World Bank President Jim Yong Kim said a default - even a "near miss" - would be particularly harmful to developing countries. An August 2011 debt crisis, in which the limit was raised only in the final hours, was a "near miss" that roiled stock and credit markets and made it more expensive for poor countries to borrow.

Treasury Secretary Jacob Lew warned a Senate hearing that "irrevocable damage" would result if the federal government defaults on is obligations for the first time in history. He said it would be "deeply damaging" to financial markets and undermine already sluggish US economic recovery.

Obama willing to sign 'clean' debt ceiling bill - White House

President Barack Obama is willing to sign a "clean" bill to raise the US debt ceiling - one that does not include policy demands - but it is not yet clear what House Republicans are proposing, White House spokesman Jay Carney told reporters on Thursday.

"The president is happy that cooler heads at least seem to be prevailing in the House," Carney said, responding to news on Thursday that House Republicans are working on a short-term extension of the debt ceiling.

"We haven't seen a bill yet," Carney said.

Obama willing to look at house Republicans debt proposal - White House

President Barack Obama is willing to look at a proposal by congressional Republicans to extend the debt ceiling for six weeks but insists that lawmakers end the 10-day government shutdown as well, a White House official said on Thursday.

The White House did not reject outright, but reacted cautiously, to a plan that House of Representatives Speaker John Boehner presented to fellow House Republicans ahead of a meeting they were to hold with Obama on Thursday.
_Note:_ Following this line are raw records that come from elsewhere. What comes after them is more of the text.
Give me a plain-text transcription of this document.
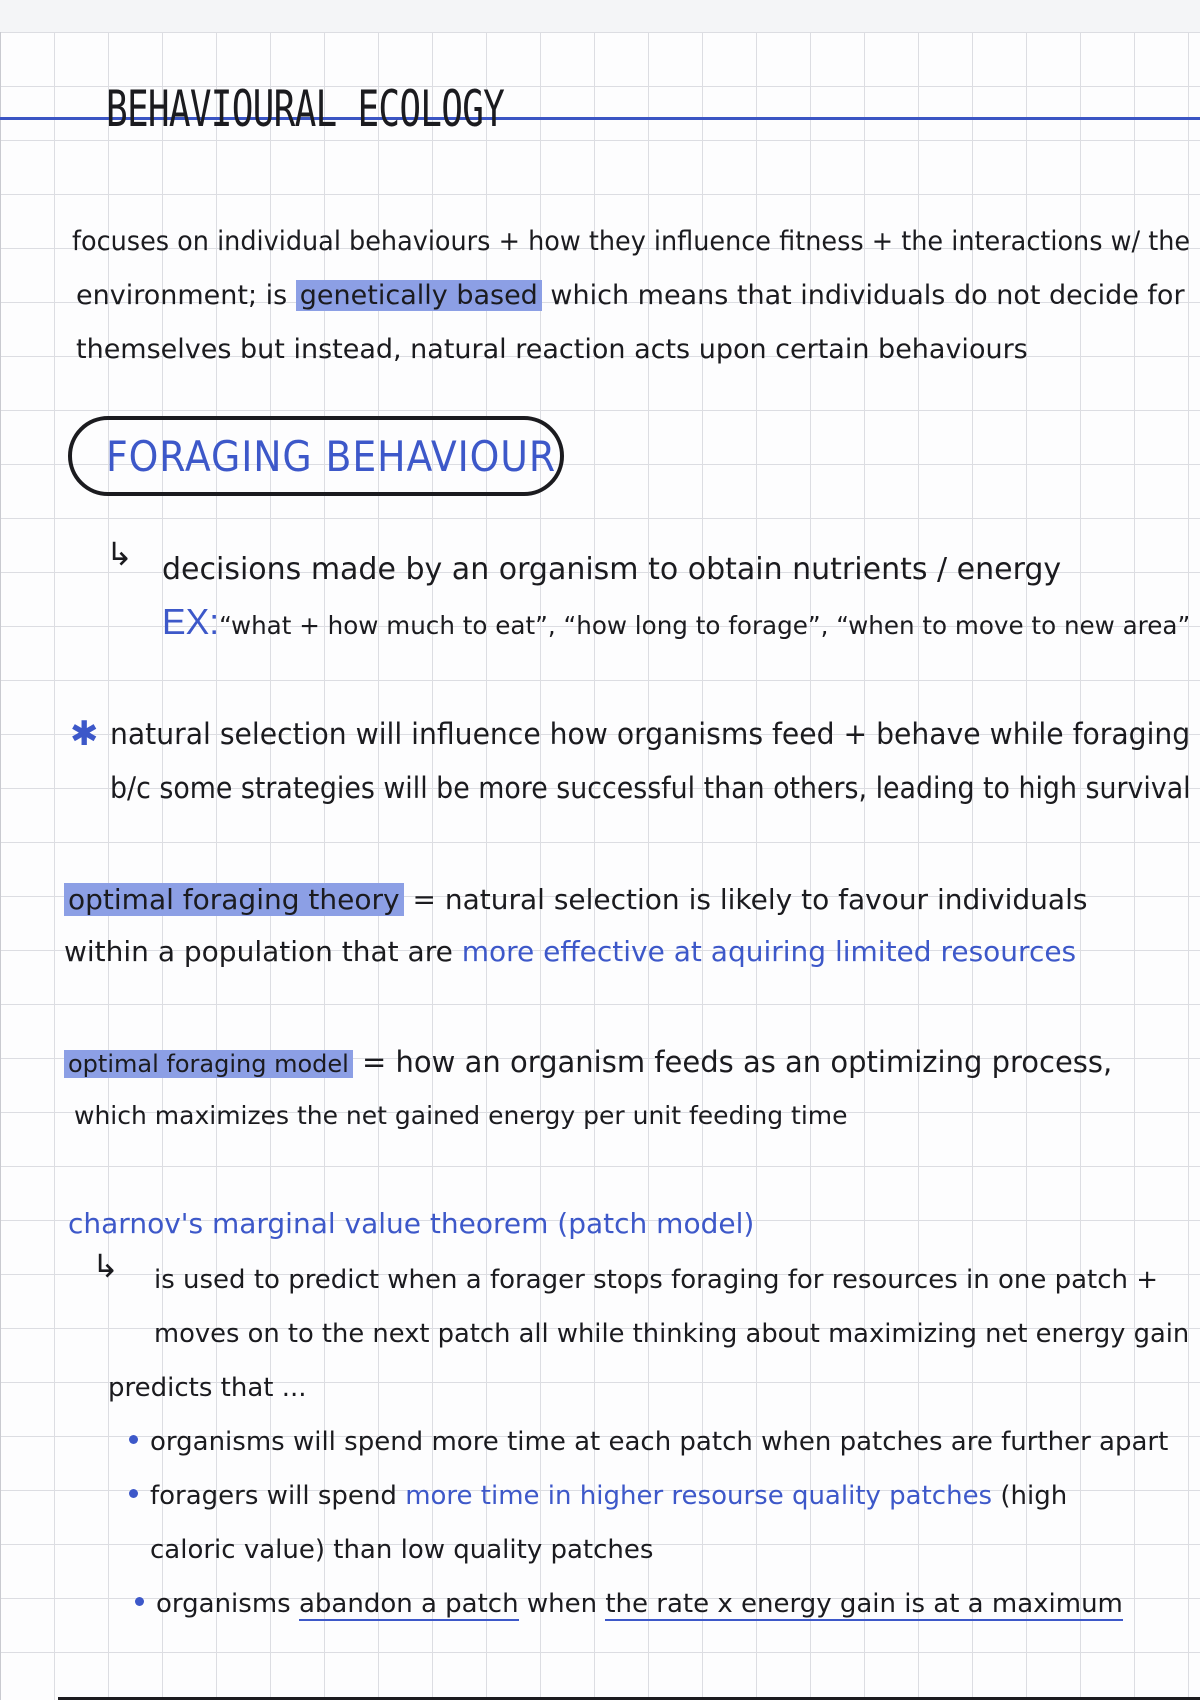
BEHAVIOURAL ECOLOGY
focuses on individual behaviours + how they influence fitness + the interactions w/ the
environment; is genetically based which means that individuals do not decide for
themselves but instead, natural reaction acts upon certain behaviours
FORAGING BEHAVIOUR
↳ decisions made by an organism to obtain nutrients / energy
EX:“what + how much to eat”, “how long to forage”, “when to move to new area”
✱ natural selection will influence how organisms feed + behave while foraging
b/c some strategies will be more successful than others, leading to high survival
optimal foraging theory = natural selection is likely to favour individuals
within a population that are more effective at aquiring limited resources
optimal foraging model = how an organism feeds as an optimizing process,
which maximizes the net gained energy per unit feeding time
charnov's marginal value theorem (patch model)
↳ is used to predict when a forager stops foraging for resources in one patch +
moves on to the next patch all while thinking about maximizing net energy gain
predicts that ...
organisms will spend more time at each patch when patches are further apart
foragers will spend more time in higher resourse quality patches (high
caloric value) than low quality patches
organisms abandon a patch when the rate x energy gain is at a maximum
The official, speaking on condition of anonymity, insisted Obama would not agree to negotiations over the debt limit, a primary goal of conservative House Republicans.

"While we are willing to look at any proposal Congress puts forward to end these manufactured crises, we will not allow a faction of the Republicans in the House to hold the economy hostage to its extraneous and extreme political demands," the official said. "Congress needs to pass a clean debt limit increase and a funding bill to reopen the government."

US Republicans worry that Obama won't negotiate if debt limit raised

Republican members of the US House of Representatives expressed concern on Thursday that President Barack Obama will refuse to negotiate on fiscal issues even if they approve a six-week debt limit hike without conditions, senior Republican aides said.

"There is a lot concern from members from all sides" about the emerging proposal for a short-term increase in the debt limit, one senior aide said. The US Treasury expects to exhaust its remaining borrowing capacity by October 17.

Representative Rodney Davis, a moderate Republican from Illinois, said he believed that despite the concerns, House Republicans will back the short-term debt limit increase plan.

House Republicans were meeting with their leaders on Thursday to discuss the plan, which is aimed at drawing Obama and Senate Majority Leader Harry Reid into deficit-reduction talks.